Nello spirito del saggio di Napoli, che «mostra una piena consapevolezza della necessità di guardare al futuro, con apertura mentale, ma non con acritica accettazione» (p. 76), il contributo di Voza si conclude con suggestive riflessioni in merito all’ultima frontiera del dibattito sulla subordinazione: il lavoro sulle piattaforme digitali. Si tratta di un fenomeno assai eterogeneo, nell’approccio al quale «non si potrà mai eludere il problema della qualificazione giuridica del lavoro» (p. 77). Qui Voza sposa in pieno l’approccio napoliano, basato sulla qualificazione operata facendo riferimento ad ogni elemento dell’art. 2094, c.c., e in particolare sull’ampia nozione di etero-direzione. E’ ancora utile «fondare il diritto del lavoro su una fattispecie unitaria di riferimento, centrale anche se non (più) esaustiva» (p. 79).
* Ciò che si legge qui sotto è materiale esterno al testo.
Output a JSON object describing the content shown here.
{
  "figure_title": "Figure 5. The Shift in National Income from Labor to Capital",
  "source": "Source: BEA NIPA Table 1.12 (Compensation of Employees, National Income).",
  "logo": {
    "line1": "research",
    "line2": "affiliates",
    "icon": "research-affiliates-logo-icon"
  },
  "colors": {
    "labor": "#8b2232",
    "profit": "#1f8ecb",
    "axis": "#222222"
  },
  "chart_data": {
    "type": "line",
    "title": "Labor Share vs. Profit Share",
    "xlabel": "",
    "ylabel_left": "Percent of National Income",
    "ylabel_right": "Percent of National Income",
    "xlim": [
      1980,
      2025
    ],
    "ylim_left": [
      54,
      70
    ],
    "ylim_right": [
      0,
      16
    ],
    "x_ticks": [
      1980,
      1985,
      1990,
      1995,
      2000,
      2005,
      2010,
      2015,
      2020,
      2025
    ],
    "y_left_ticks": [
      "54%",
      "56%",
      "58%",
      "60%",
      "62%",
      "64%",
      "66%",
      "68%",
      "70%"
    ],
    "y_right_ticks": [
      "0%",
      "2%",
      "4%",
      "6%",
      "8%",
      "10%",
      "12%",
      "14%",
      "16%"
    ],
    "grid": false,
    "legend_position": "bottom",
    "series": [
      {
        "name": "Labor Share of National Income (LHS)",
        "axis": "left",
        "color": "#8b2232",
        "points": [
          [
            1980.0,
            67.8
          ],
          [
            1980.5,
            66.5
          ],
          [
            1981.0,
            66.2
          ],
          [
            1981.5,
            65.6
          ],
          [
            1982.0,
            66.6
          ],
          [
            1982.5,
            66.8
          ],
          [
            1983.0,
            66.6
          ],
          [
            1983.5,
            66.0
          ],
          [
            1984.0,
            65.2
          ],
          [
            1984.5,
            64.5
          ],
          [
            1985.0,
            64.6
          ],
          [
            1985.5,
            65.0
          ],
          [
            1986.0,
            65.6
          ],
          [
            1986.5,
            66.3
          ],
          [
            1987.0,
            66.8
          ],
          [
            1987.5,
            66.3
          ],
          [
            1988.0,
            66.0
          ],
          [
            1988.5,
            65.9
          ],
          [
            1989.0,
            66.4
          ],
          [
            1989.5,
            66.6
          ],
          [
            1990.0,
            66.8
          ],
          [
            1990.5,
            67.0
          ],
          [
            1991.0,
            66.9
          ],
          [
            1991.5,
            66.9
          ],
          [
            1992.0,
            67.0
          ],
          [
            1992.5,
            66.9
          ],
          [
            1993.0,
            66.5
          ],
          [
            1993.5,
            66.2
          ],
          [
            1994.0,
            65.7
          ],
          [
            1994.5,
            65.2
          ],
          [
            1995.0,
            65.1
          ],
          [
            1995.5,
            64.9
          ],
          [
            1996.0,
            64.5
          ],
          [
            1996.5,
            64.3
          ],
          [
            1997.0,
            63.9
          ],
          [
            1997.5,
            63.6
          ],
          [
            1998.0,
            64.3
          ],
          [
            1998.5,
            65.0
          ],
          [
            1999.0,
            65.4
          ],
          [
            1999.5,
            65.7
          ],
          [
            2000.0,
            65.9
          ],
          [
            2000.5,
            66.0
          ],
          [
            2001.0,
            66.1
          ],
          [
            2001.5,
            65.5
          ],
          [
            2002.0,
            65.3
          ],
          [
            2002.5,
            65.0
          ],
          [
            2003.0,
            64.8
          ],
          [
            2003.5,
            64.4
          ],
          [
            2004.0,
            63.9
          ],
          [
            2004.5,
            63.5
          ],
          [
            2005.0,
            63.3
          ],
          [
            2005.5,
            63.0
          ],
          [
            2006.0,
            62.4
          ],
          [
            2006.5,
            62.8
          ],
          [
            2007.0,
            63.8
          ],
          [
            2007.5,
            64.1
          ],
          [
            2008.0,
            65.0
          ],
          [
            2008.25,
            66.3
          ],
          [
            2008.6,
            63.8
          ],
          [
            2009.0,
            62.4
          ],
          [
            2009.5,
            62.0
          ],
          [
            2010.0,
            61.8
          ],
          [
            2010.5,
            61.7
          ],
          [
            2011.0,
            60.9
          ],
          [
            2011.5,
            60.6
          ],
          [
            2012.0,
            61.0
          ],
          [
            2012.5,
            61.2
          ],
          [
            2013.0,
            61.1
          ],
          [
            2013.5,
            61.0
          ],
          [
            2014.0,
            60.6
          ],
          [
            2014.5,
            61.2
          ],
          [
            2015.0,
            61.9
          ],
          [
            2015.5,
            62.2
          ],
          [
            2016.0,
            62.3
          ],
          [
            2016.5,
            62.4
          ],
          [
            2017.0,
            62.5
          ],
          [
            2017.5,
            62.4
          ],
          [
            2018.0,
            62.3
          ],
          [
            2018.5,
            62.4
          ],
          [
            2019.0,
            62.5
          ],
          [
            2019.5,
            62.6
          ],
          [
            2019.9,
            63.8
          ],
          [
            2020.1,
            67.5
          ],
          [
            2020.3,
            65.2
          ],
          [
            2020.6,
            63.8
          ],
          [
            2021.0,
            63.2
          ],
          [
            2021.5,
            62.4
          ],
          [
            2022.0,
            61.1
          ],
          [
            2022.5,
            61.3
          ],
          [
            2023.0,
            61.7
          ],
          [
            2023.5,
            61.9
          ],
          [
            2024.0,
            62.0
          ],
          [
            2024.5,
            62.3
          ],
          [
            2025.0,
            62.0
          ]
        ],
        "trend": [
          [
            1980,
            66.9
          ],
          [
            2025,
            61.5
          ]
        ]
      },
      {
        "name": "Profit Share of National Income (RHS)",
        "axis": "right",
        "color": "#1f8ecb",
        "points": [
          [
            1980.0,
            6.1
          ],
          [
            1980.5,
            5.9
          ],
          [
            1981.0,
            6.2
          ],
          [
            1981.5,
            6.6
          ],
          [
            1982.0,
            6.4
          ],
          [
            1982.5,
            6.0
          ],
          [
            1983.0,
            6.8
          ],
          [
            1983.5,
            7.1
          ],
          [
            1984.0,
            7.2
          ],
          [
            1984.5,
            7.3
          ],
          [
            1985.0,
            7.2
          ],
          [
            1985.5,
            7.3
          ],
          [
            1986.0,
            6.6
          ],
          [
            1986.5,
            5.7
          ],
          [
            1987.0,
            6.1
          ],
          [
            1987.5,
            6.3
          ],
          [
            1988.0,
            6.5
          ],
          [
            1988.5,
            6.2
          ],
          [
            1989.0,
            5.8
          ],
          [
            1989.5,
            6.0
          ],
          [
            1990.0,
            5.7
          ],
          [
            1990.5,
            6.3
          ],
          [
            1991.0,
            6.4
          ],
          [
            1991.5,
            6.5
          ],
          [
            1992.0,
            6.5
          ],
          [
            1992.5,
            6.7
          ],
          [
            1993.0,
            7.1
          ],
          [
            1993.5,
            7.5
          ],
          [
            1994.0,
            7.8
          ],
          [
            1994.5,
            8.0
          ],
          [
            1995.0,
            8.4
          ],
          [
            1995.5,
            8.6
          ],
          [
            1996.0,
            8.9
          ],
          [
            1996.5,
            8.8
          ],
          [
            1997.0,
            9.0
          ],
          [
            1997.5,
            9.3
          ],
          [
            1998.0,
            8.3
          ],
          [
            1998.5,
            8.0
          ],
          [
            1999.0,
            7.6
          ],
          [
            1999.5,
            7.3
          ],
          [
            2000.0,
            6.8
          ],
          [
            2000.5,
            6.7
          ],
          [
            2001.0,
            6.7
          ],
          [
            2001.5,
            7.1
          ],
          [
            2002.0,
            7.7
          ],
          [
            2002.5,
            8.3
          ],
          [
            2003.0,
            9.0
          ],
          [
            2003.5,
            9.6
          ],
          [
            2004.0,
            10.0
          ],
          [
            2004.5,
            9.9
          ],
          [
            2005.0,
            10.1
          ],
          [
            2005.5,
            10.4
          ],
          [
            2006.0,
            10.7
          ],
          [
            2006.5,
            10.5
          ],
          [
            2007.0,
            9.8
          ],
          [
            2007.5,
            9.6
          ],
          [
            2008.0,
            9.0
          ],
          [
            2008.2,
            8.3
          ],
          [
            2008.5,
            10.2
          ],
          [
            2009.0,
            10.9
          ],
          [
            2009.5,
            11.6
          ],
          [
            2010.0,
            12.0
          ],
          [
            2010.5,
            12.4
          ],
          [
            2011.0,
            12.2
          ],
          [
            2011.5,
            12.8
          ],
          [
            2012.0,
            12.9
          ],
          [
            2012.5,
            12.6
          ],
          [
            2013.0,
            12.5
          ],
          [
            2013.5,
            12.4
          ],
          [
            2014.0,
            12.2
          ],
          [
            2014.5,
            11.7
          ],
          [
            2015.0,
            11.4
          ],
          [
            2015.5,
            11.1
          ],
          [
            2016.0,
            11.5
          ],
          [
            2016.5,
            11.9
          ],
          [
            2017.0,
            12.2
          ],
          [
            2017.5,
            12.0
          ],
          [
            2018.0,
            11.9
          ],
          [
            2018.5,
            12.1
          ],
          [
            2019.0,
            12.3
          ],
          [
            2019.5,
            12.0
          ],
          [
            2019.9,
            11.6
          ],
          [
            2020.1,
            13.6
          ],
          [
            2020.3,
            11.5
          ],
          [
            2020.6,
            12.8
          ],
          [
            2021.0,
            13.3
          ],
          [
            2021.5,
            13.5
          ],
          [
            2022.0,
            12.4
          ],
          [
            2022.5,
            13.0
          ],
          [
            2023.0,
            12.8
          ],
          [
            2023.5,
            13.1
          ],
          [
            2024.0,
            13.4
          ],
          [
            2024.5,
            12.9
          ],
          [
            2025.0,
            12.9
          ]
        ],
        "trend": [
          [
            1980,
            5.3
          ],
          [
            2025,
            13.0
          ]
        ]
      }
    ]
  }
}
Si potrebbe così scoprire che la piattaforma cela una vera e propria organizzazione imprenditoriale, nella quale i lavoratori della gig-economy sono strutturalmente inseriti.
Del resto (le considerazioni che seguono sono di chi scrive), già con riferimento ai pony express Napoli rilevava come «non si è tenuto nel debito conto che l’attività dedotta in contratto crea un vincolo strutturale e non semplicemente funzionale con l’impresa» (p. 66). La facoltà del pony express di non rispondere alle chiamate «non è un dato ascrivibile alla professionalità del lavoratore (ciò è tipico di chi opera liberamente sul mercato), ma è un dato strutturale su cui l’impresa costruisce la sua organizzazione produttiva» (p. 66). Si tratta di osservazioni estensibili, mutatis mutandis, a molti dei riders che percorrono le nostre città per consegnare cibi a domicilio, conservando la facoltà di loggarsi per svolgere la prestazione quando lo ritengano più opportuno.
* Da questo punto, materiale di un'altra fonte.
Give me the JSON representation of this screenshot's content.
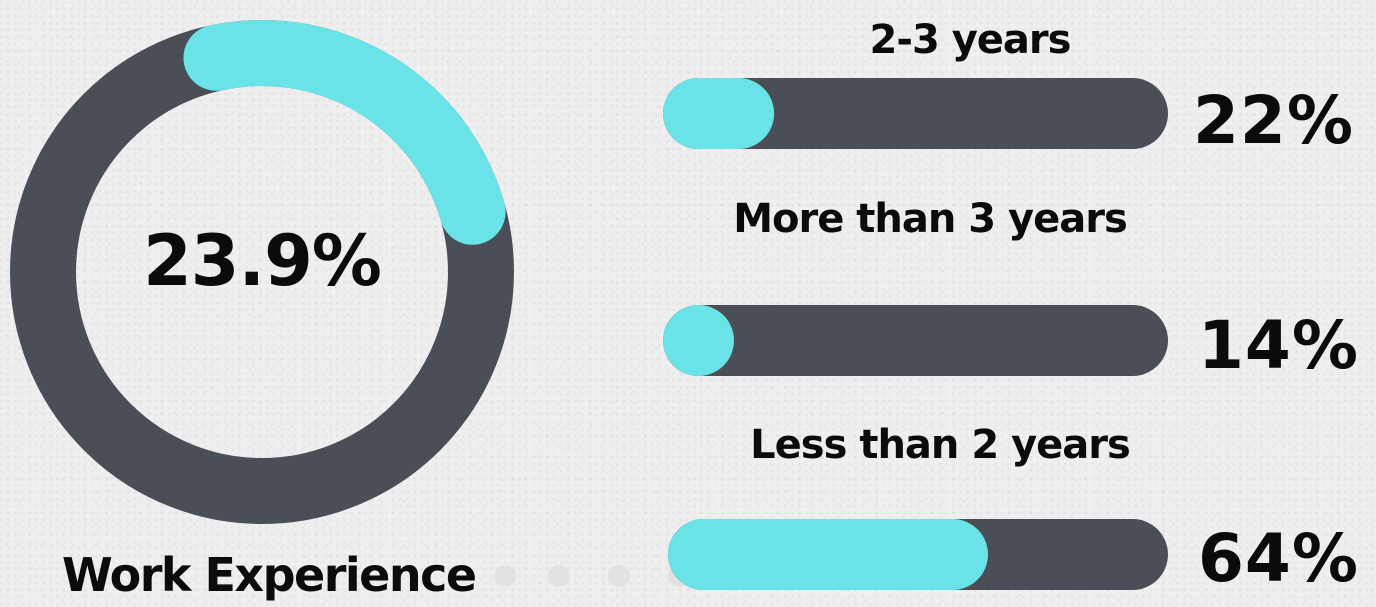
{
  "colors": {
    "track": "#4a4f57",
    "accent": "#6ae3e8",
    "background": "#efefef",
    "dots": "#e2e2e2"
  },
  "chart_data": [
    {
      "type": "pie",
      "variant": "donut",
      "value_percent": 23.9,
      "center_label": "23.9%",
      "caption": "Work Experience"
    },
    {
      "type": "bar",
      "orientation": "horizontal",
      "range": [
        0,
        100
      ],
      "bars": [
        {
          "category": "2-3 years",
          "value": 22,
          "label": "22%"
        },
        {
          "category": "More than 3 years",
          "value": 14,
          "label": "14%"
        },
        {
          "category": "Less than 2 years",
          "value": 64,
          "label": "64%"
        }
      ]
    }
  ]
}
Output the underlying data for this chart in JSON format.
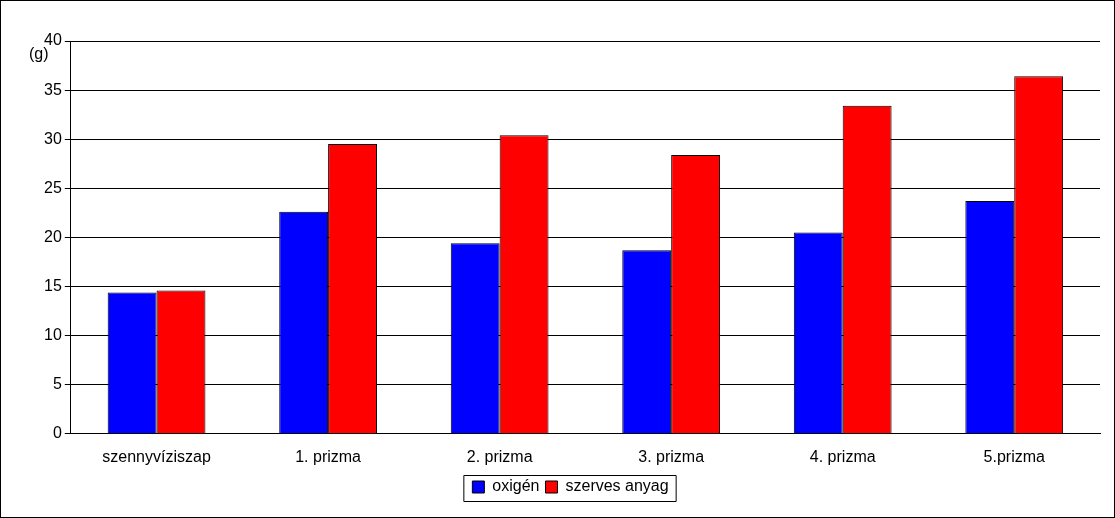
{
  "chart_data": {
    "type": "bar",
    "ylabel": "(g)",
    "categories": [
      "szennyvíziszap",
      "1. prizma",
      "2. prizma",
      "3. prizma",
      "4. prizma",
      "5.prizma"
    ],
    "series": [
      {
        "name": "oxigén",
        "color": "#0000ff",
        "values": [
          14.4,
          22.6,
          19.4,
          18.7,
          20.5,
          23.7
        ]
      },
      {
        "name": "szerves anyag",
        "color": "#ff0000",
        "values": [
          14.6,
          29.5,
          30.4,
          28.4,
          33.4,
          36.4
        ]
      }
    ],
    "ylim": [
      0,
      40
    ],
    "yticks": [
      0,
      5,
      10,
      15,
      20,
      25,
      30,
      35,
      40
    ],
    "grid": "y",
    "legend": "bottom"
  }
}
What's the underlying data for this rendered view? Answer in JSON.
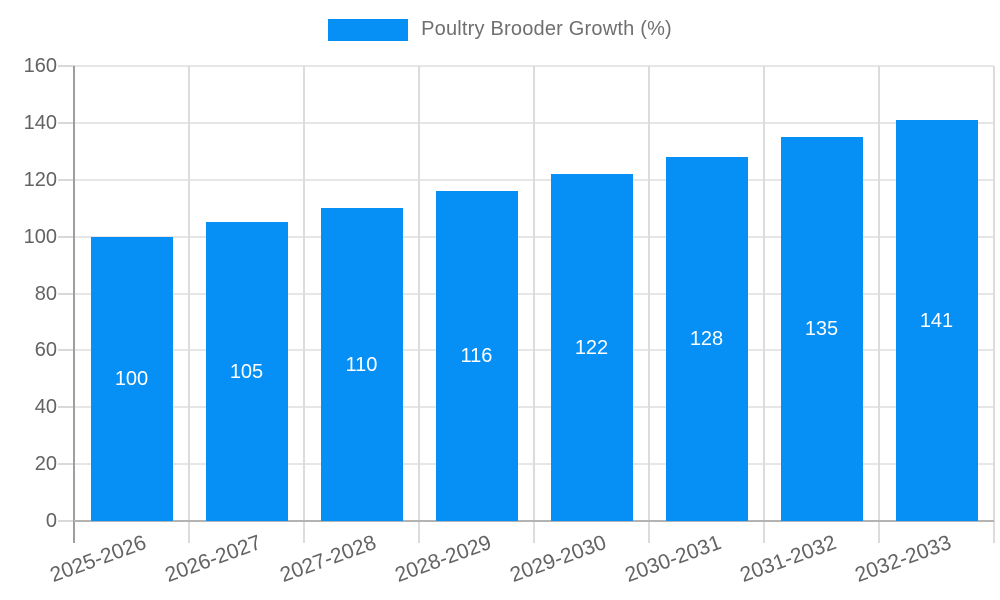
{
  "chart_data": {
    "type": "bar",
    "title": "",
    "legend": {
      "label": "Poultry Brooder Growth (%)",
      "position": "top-center"
    },
    "categories": [
      "2025-2026",
      "2026-2027",
      "2027-2028",
      "2028-2029",
      "2029-2030",
      "2030-2031",
      "2031-2032",
      "2032-2033"
    ],
    "series": [
      {
        "name": "Poultry Brooder Growth (%)",
        "values": [
          100,
          105,
          110,
          116,
          122,
          128,
          135,
          141
        ]
      }
    ],
    "value_labels_shown": true,
    "xlabel": "",
    "ylabel": "",
    "ylim": [
      0,
      160
    ],
    "yticks": [
      0,
      20,
      40,
      60,
      80,
      100,
      120,
      140,
      160
    ],
    "grid": true,
    "x_tick_rotation_deg": -20,
    "colors": {
      "bar": "#0690f5",
      "value_label_text": "#ffffff",
      "axis_text": "#636363",
      "legend_text": "#6f6f6f",
      "h_gridline": "#e6e6e6",
      "v_gridline": "#dcdcdc",
      "y_axis_line": "#9e9e9e",
      "baseline": "#b3b3b3",
      "background": "#ffffff"
    }
  }
}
E tuttavia, anche quando il lavoratore su piattaforma operi in completa autonomia, Voza ritiene opportuno riflettere sull’introduzione di nuove tutele (es.: solidarietà debitoria della piattaforma per il compenso pattuito tra il lavoratore e l’utente finale), anche di previdenza sociale (protezione contro la disoccupazione, sostegno del reddito, sicurezza sul lavoro, formazione). Vi è ormai un consenso acquisito intorno al fatto che «alcuni diritti connessi al lavoro debbano prescindere dalla natura subordinata della prestazione resa» (p. 82). L’importante è che il percorso di regolazione sia costruito su solide radici, come insegna, secondo Voza, l’intera riflessione scientifica di Mario Napoli.
E, conclude chi scrive, il merito di questo libro è proprio quello di risollecitare la riflessione dei cultori della materia e degli operatori del diritto su un’opera che offre stimoli assai fecondi anche per affrontare le sfide del diritto del lavoro del nuovo millennio.